In this light, His grace has allowed me to undergo all the stress that comes from working in a crazy fast-paced environment, I was for the most part, not in my zone; the people were unfriendly (but mostly because they're swamped by work too), I was dealing with a field and expertise which I completely did not learn in university, I was dealing with adjusting to working life. There were many times I wondered, maybe I'm too pampered too much of a strawberry to not be able to handle labour. But during the past few days, when people came up to me, the general tenor was one of congratulation. Most had negative impressions on the project I worked in, and there were zero positive comments on the project. Everyone wanted also to leave, or to take a long break. It wasn't just me. Thus it is, I look back and say, I have survived, even for a relatively short 7 months, and it's all because of God's grace, that I am able to find another job, and that I have survived.

And now as I leave, the bittersweet emotions are there. I won't miss the work (at least 90% of it), but I'll miss some of the people. To those like Shermin who are struggling now, I can't help but feel bad and guilty that I won't be there as an office buddy any more. But I know God's presence and grace, and my prayers for them, are worth infinitely more than my physical presence in the project. I thank God, for without Him, I would not have obtained a good report in these seven months. My work performance, I scored 5 "exceeding expectations" and 2 "met expectations", it was such a pleasant surprise, but I know once again, that it comes from Him. And yesterday, as I went around the office to say goodbye to my colleagues, I am pleasantly surprised that so many spoke positively about me. "When a man's ways please the Lord, he maketh even his enemies to be at peace with him." (Proverbs 16:7) They knew me as the friendly person who always smiled when the office was gloomy. I had so many long conversations with my colleagues, I knew I had made an impact on them. And I know these all come from God.

And so there it is, seven months of growth and lessons in all aspects of life. Tough, but grateful and thankful at the end. Moving on to the second matter.

God's trials do not ever end in our earthly journey do they? When a sister in Christ is afflicted with sickness, it pains my heart, especially at a young age. I can't help but worry for her health. Today has made me realise, even to a smaller extent, how painful it is to hear of a friend who is sick. Doubtlessly God's sovereign hand has made it so for our benefit. When God instructed Abraham to offer Issac to Him as a sacrifice, how much it must have pained Him. The extent of the agony must be terrible, and even greater his sense of bewilderment. Today I am offered a glimpse of that pain, and worry has already seeped into me. I have to learn faith, to believe in the never-failing promises of God.

Faith is not, listen, it is not believing God in spite of evidence, faith is not believing anything in spite of evidence. That is not faith. That is superstition. Always when you believe, you are believing a word from God. Do you understand? That is your evidence. That is your warrant. That is your authority. Faith is not believing in spite of evidence, faith is obeying in spite of consequence. Do you like that definition of faith? That's what faith is. Faith is obeying in spite of consequence, or appearance, or anything else.
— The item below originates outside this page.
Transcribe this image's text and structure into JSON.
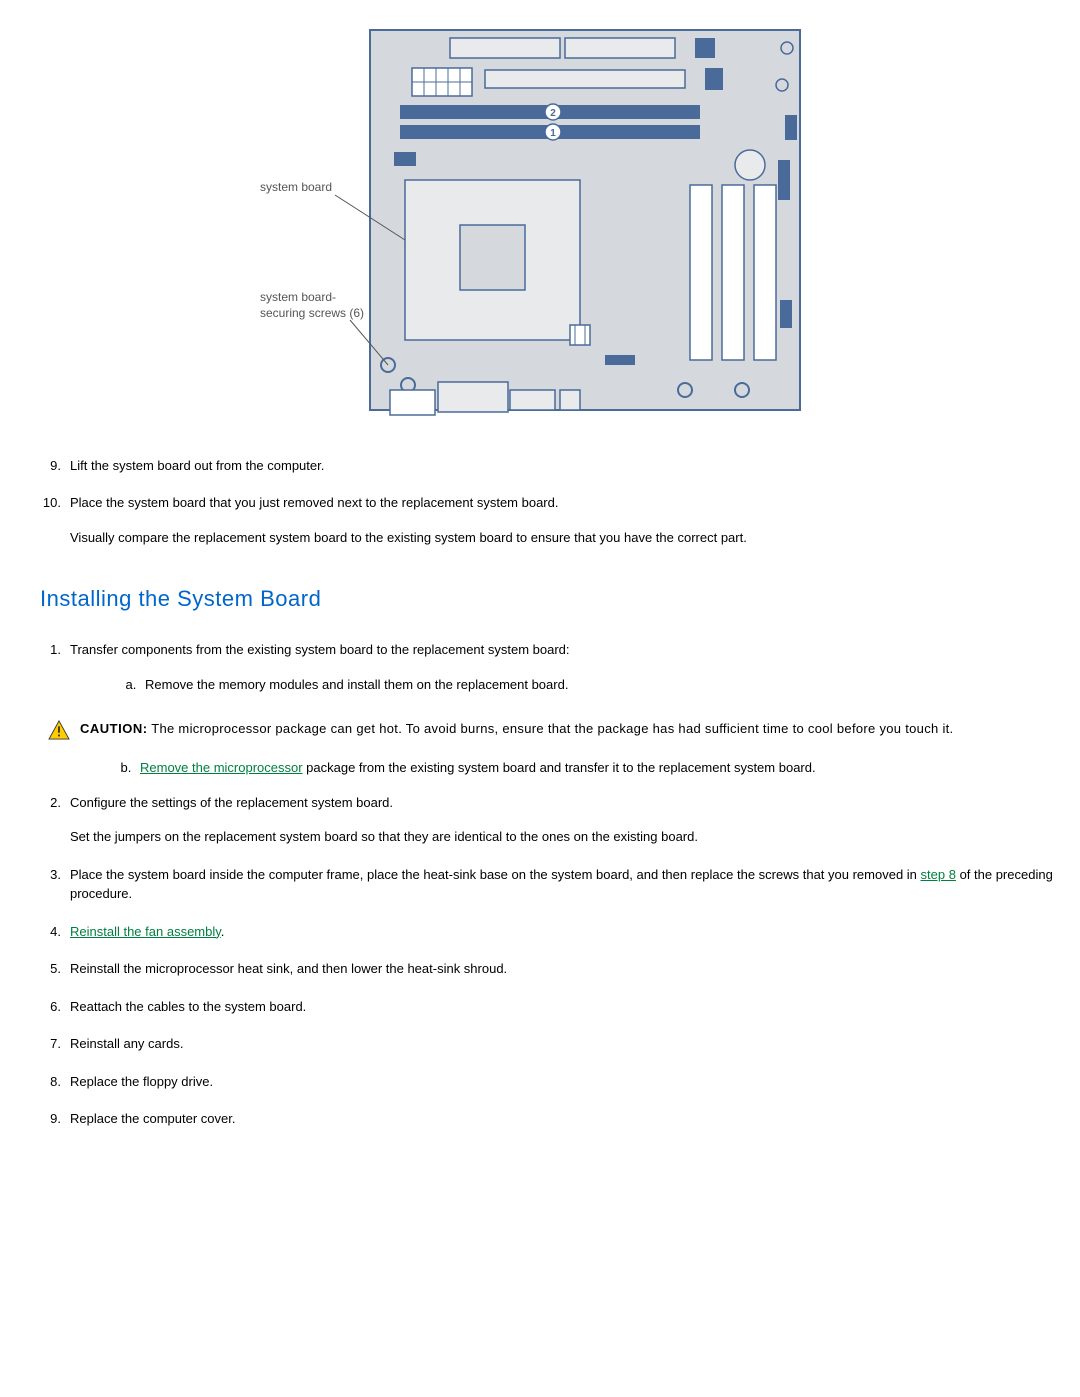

Get up to mount Moriah. Offer up Isaac. I have told you to do it. Faith is measured by the depth of it's devotion, the height of it's obedience.
- Adrian Rogers

And so as my thoughts get more and more convoluted, I shall end here. Faith is intelligent obedience in spite of consequence. Trials and testings might beset me, but I shall learn to obey, in spite of the consequence. Amen.

"And Abraham said, My son, God will provide himself a lamb for a burnt offering: so they went both of them together." (Genesis 22:8)

God is Jehovah-jireh, trust in His promises, for He never fails.